Linear and Nonlinear X-ray Spectra of Chiral Molecules: X-ray Circular Dichroism, Sum- and Difference-Frequency Generation of Fenchone and Cysteine.

Recent advancements in X-ray light sources enable element-sensitive nonlinear spectroscopies for probing molecular chirality. We simulate X-ray absorption spectroscopy, X-ray circular dichroism (XCD), and nonlinear optical/X-ray SFG and DFG (OX SFG/DFG) signals for two prototypical chiral molecules, fenchone and cysteine. Our multireference simulations reproduce experimental data and reveal how novel X-ray spectroscopies exploit the site- and element-sensitivity of X-rays to uncover molecular asymmetry. The XCD spectra show strong asymmetries at chiral centers, while distant atoms contribute weaker signals. The OX SFG/DFG signals, under fixed resonant optical excitation, strongly depend on the core and valence excitations.
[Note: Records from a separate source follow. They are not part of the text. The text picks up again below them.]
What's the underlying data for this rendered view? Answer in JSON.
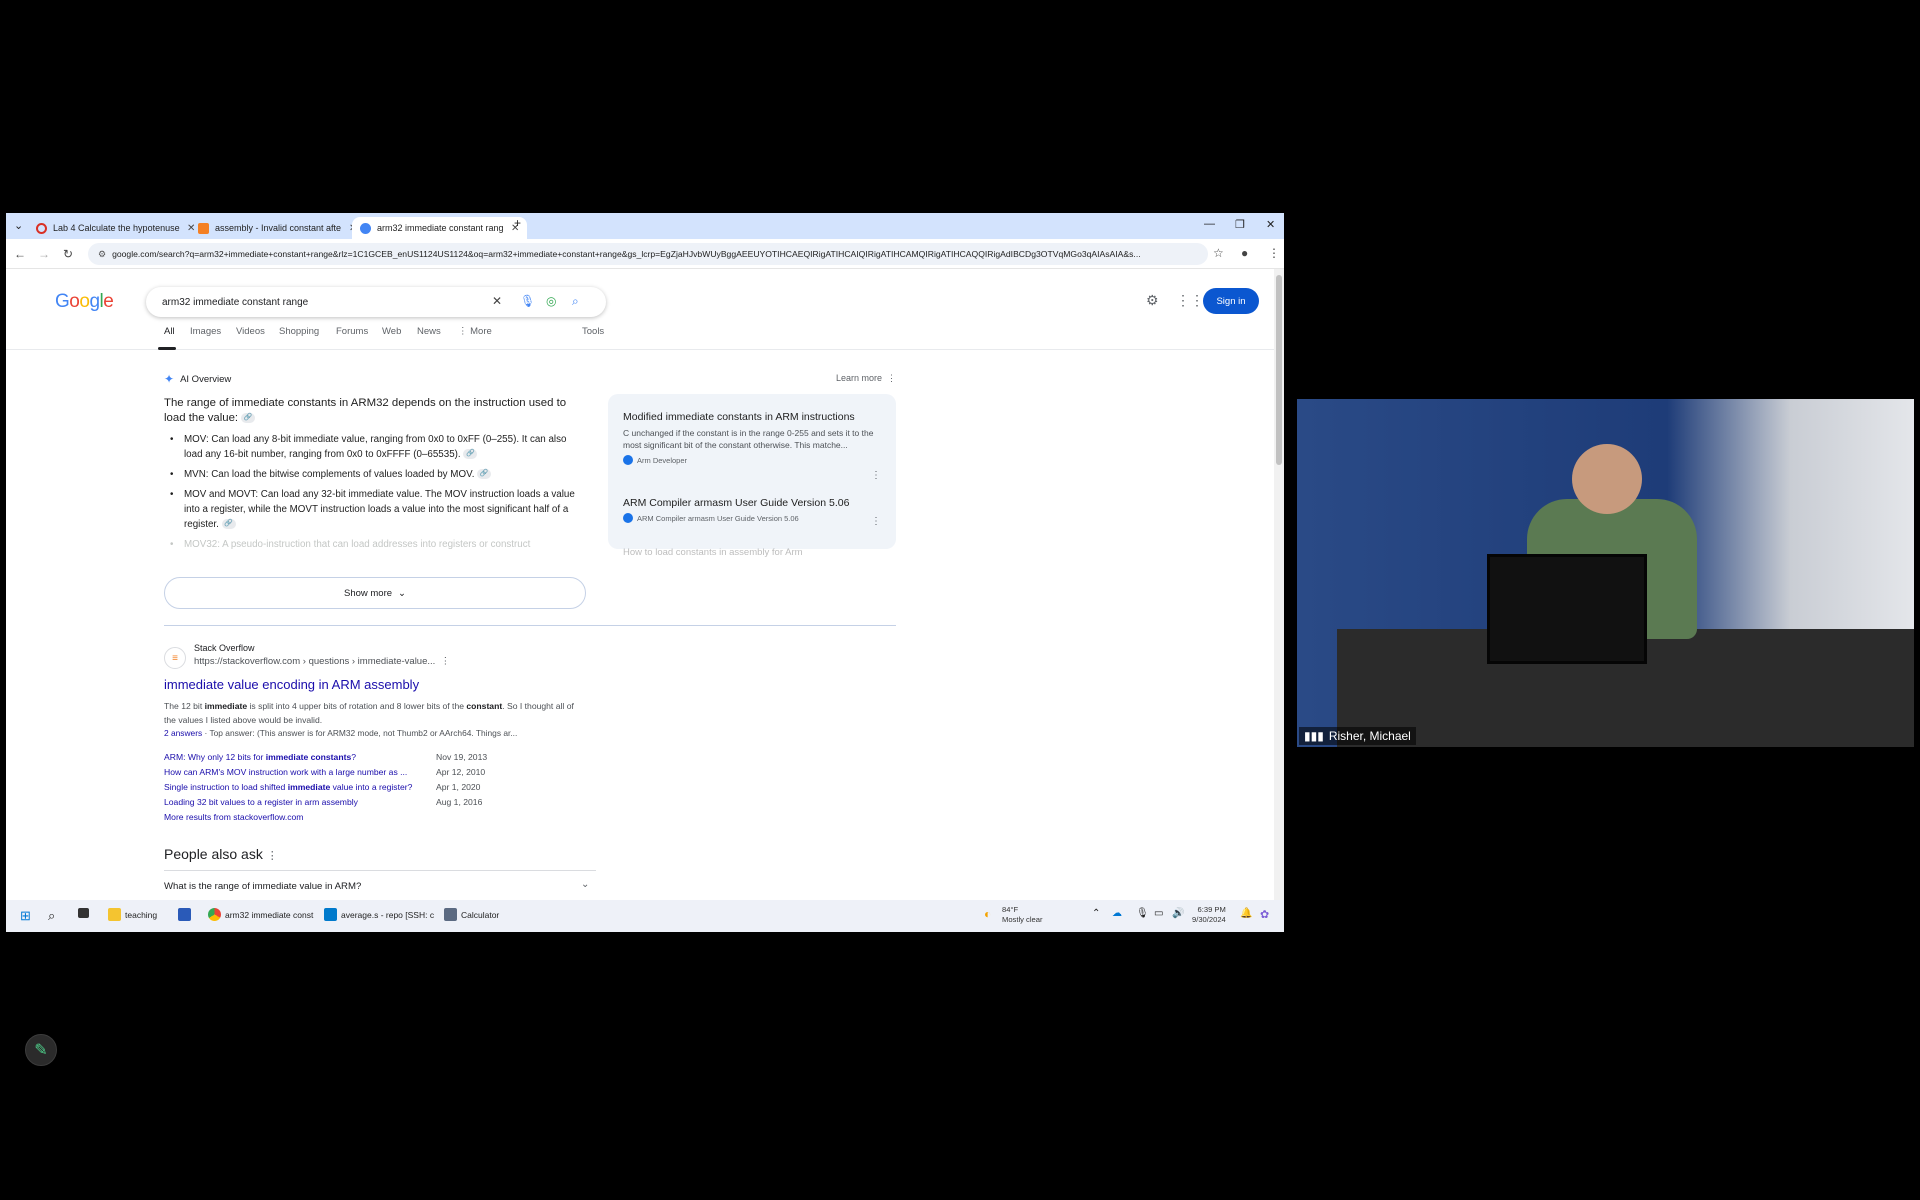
{
  "browser": {
    "tabs": [
      {
        "label": "Lab 4 Calculate the hypotenuse",
        "color": "#d93025"
      },
      {
        "label": "assembly - Invalid constant afte",
        "color": "#f48024"
      },
      {
        "label": "arm32 immediate constant rang",
        "color": "#4285f4"
      }
    ],
    "new_tab": "+",
    "url": "google.com/search?q=arm32+immediate+constant+range&rlz=1C1GCEB_enUS1124US1124&oq=arm32+immediate+constant+range&gs_lcrp=EgZjaHJvbWUyBggAEEUYOTIHCAEQIRigATIHCAIQIRigATIHCAMQIRigATIHCAQQIRigAdIBCDg3OTVqMGo3qAIAsAIA&s..."
  },
  "google": {
    "logo": "Google",
    "query": "arm32 immediate constant range",
    "signin": "Sign in",
    "nav": [
      "All",
      "Images",
      "Videos",
      "Shopping",
      "Forums",
      "Web",
      "News",
      "⋮ More",
      "Tools"
    ],
    "ai_label": "AI Overview",
    "learn_more": "Learn more",
    "ai_intro": "The range of immediate constants in ARM32 depends on the instruction used to load the value:",
    "ai_items": [
      "MOV: Can load any 8-bit immediate value, ranging from 0x0 to 0xFF (0–255). It can also load any 16-bit number, ranging from 0x0 to 0xFFFF (0–65535).",
      "MVN: Can load the bitwise complements of values loaded by MOV.",
      "MOV and MOVT: Can load any 32-bit immediate value. The MOV instruction loads a value into a register, while the MOVT instruction loads a value into the most significant half of a register.",
      "MOV32: A pseudo-instruction that can load addresses into registers or construct"
    ],
    "show_more": "Show more",
    "cards": [
      {
        "title": "Modified immediate constants in ARM instructions",
        "snippet": "C unchanged if the constant is in the range 0-255 and sets it to the most significant bit of the constant otherwise. This matche...",
        "source": "Arm Developer"
      },
      {
        "title": "ARM Compiler armasm User Guide Version 5.06",
        "snippet": "",
        "source": "ARM Compiler armasm User Guide Version 5.06"
      },
      {
        "title": "How to load constants in assembly for Arm",
        "snippet": "",
        "source": ""
      }
    ],
    "result": {
      "site": "Stack Overflow",
      "url": "https://stackoverflow.com › questions › immediate-value...",
      "title": "immediate value encoding in ARM assembly",
      "snippet_a": "The 12 bit ",
      "snippet_b": "immediate",
      "snippet_c": " is split into 4 upper bits of rotation and 8 lower bits of the ",
      "snippet_d": "constant",
      "snippet_e": ". So I thought all of the values I listed above would be invalid.",
      "answers": "2 answers",
      "top_answer": " · Top answer: ",
      "top_answer_text": "(This answer is for ARM32 mode, not Thumb2 or AArch64. Things ar...",
      "questions": [
        {
          "pre": "ARM: Why only 12 bits for ",
          "bold": "immediate constants",
          "post": "?",
          "date": "Nov 19, 2013"
        },
        {
          "pre": "How can ARM's MOV instruction work with a large number as ...",
          "bold": "",
          "post": "",
          "date": "Apr 12, 2010"
        },
        {
          "pre": "Single instruction to load shifted ",
          "bold": "immediate",
          "post": " value into a register?",
          "date": "Apr 1, 2020"
        },
        {
          "pre": "Loading 32 bit values to a register in arm assembly",
          "bold": "",
          "post": "",
          "date": "Aug 1, 2016"
        }
      ],
      "more": "More results from stackoverflow.com"
    },
    "paa_title": "People also ask",
    "paa_q": "What is the range of immediate value in ARM?"
  },
  "taskbar": {
    "items": [
      {
        "label": "teaching",
        "color": "#f4c430"
      },
      {
        "label": "",
        "color": "#2a5ab8"
      },
      {
        "label": "arm32 immediate const",
        "color": "#4285f4"
      },
      {
        "label": "average.s - repo [SSH: c",
        "color": "#007acc"
      },
      {
        "label": "Calculator",
        "color": "#5b6a82"
      }
    ],
    "weather_temp": "84°F",
    "weather_desc": "Mostly clear",
    "time": "6:39 PM",
    "date": "9/30/2024"
  },
  "video": {
    "name": "Risher, Michael"
  }
}
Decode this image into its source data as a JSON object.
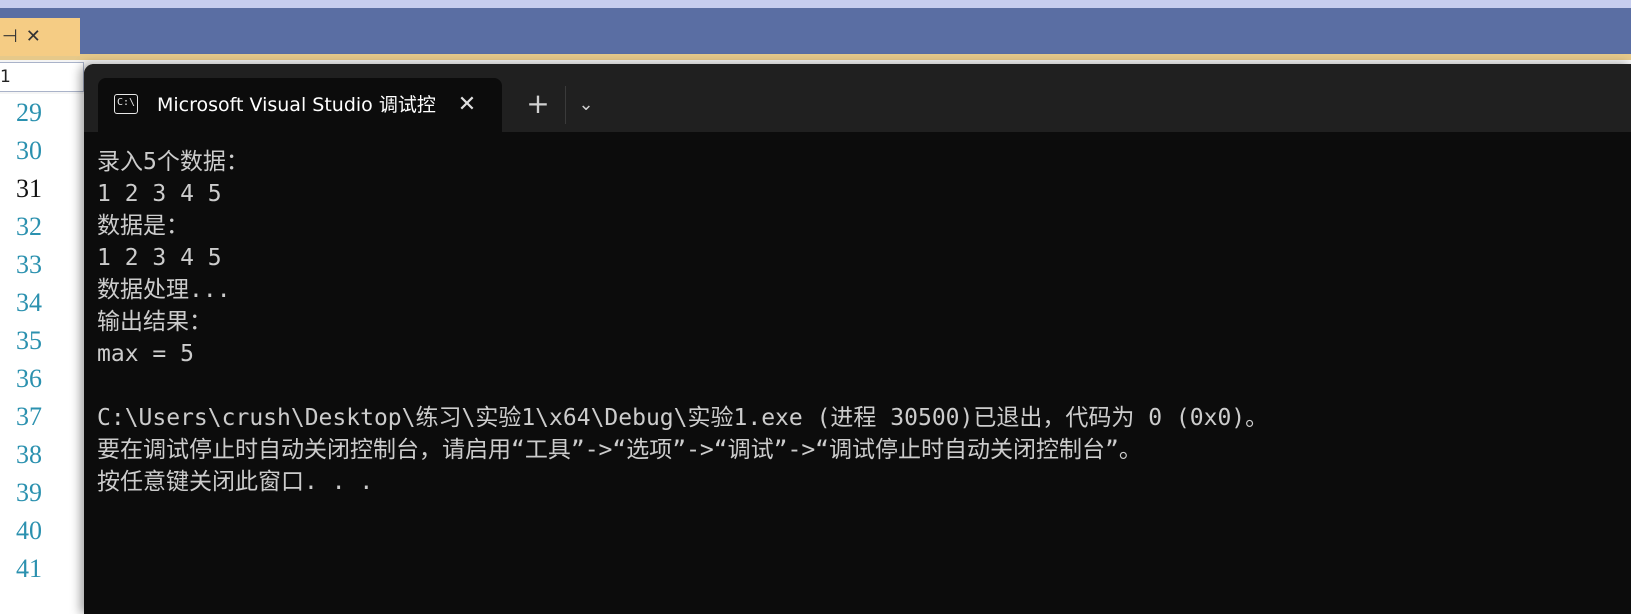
{
  "ide": {
    "breadcrumb": "1",
    "line_numbers": [
      "29",
      "30",
      "31",
      "32",
      "33",
      "34",
      "35",
      "36",
      "37",
      "38",
      "39",
      "40",
      "41"
    ],
    "current_line": "31",
    "icons": [
      "pin-icon",
      "close-icon"
    ]
  },
  "terminal": {
    "tab_title": "Microsoft Visual Studio 调试控",
    "tab_icon_text": "C:\\",
    "close_glyph": "✕",
    "new_tab_glyph": "+",
    "dropdown_glyph": "⌄",
    "lines": [
      "录入5个数据：",
      "1 2 3 4 5",
      "数据是：",
      "1 2 3 4 5",
      "数据处理...",
      "输出结果：",
      "max = 5",
      "",
      "C:\\Users\\crush\\Desktop\\练习\\实验1\\x64\\Debug\\实验1.exe (进程 30500)已退出，代码为 0 (0x0)。",
      "要在调试停止时自动关闭控制台，请启用“工具”->“选项”->“调试”->“调试停止时自动关闭控制台”。",
      "按任意键关闭此窗口. . ."
    ]
  },
  "colors": {
    "terminal_bg": "#0c0c0c",
    "terminal_text": "#cccccc",
    "titlebar": "#202020",
    "vs_band": "#5a6ea3",
    "doc_tab": "#f5cc84",
    "line_number": "#2b91af"
  }
}
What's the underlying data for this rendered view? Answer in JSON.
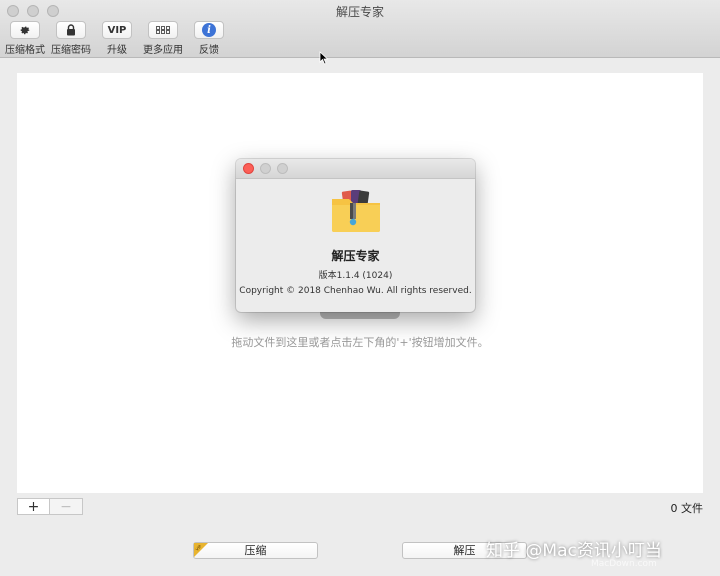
{
  "window": {
    "title": "解压专家"
  },
  "toolbar": {
    "items": [
      {
        "label": "压缩格式",
        "icon": "gear-icon"
      },
      {
        "label": "压缩密码",
        "icon": "lock-icon"
      },
      {
        "label": "升级",
        "icon_text": "VIP"
      },
      {
        "label": "更多应用",
        "icon": "grid-icon"
      },
      {
        "label": "反馈",
        "icon": "info-icon",
        "icon_text": "i"
      }
    ]
  },
  "main": {
    "drop_hint": "拖动文件到这里或者点击左下角的'+'按钮增加文件。",
    "file_count": "0 文件",
    "add_label": "+",
    "remove_label": "−"
  },
  "about": {
    "app_name": "解压专家",
    "version": "版本1.1.4 (1024)",
    "copyright": "Copyright © 2018 Chenhao Wu. All rights reserved."
  },
  "actions": {
    "compress_label": "压缩",
    "extract_label": "解压"
  },
  "watermark": {
    "text": "知乎 @Mac资讯小叮当",
    "sub": "MacDown.com"
  },
  "colors": {
    "close_red": "#fc5f57",
    "info_blue": "#3d73d6",
    "folder_yellow": "#f6c343"
  }
}
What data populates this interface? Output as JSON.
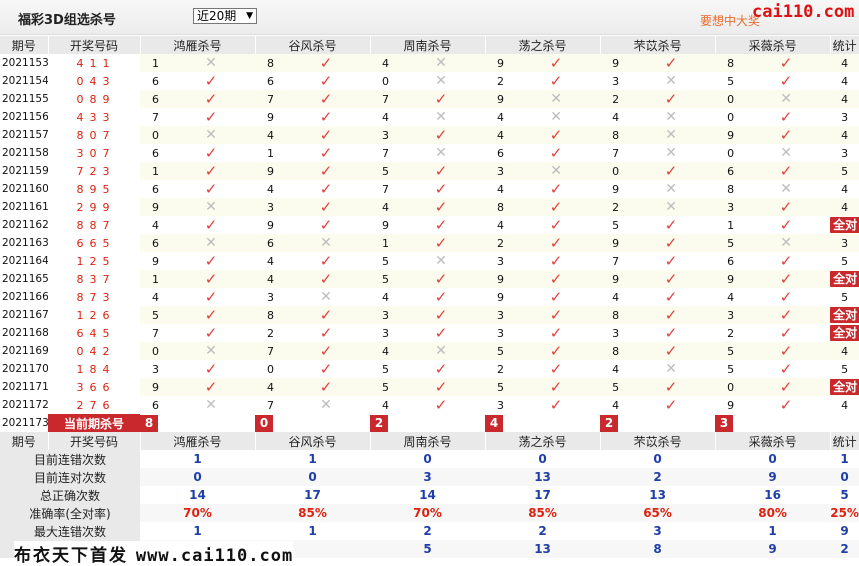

This allows us to introduce two-dimensional (2D) chirality-sensitive valence-core spectroscopy, which provides insight into the overlap between valence orbitals and local molecular asymmetry. Finally, our estimates using realistic laser and X-ray pulse parameters demonstrate that such nonlinear experiments are feasible at XFELs, offering a promising tool for investigating chiral molecules.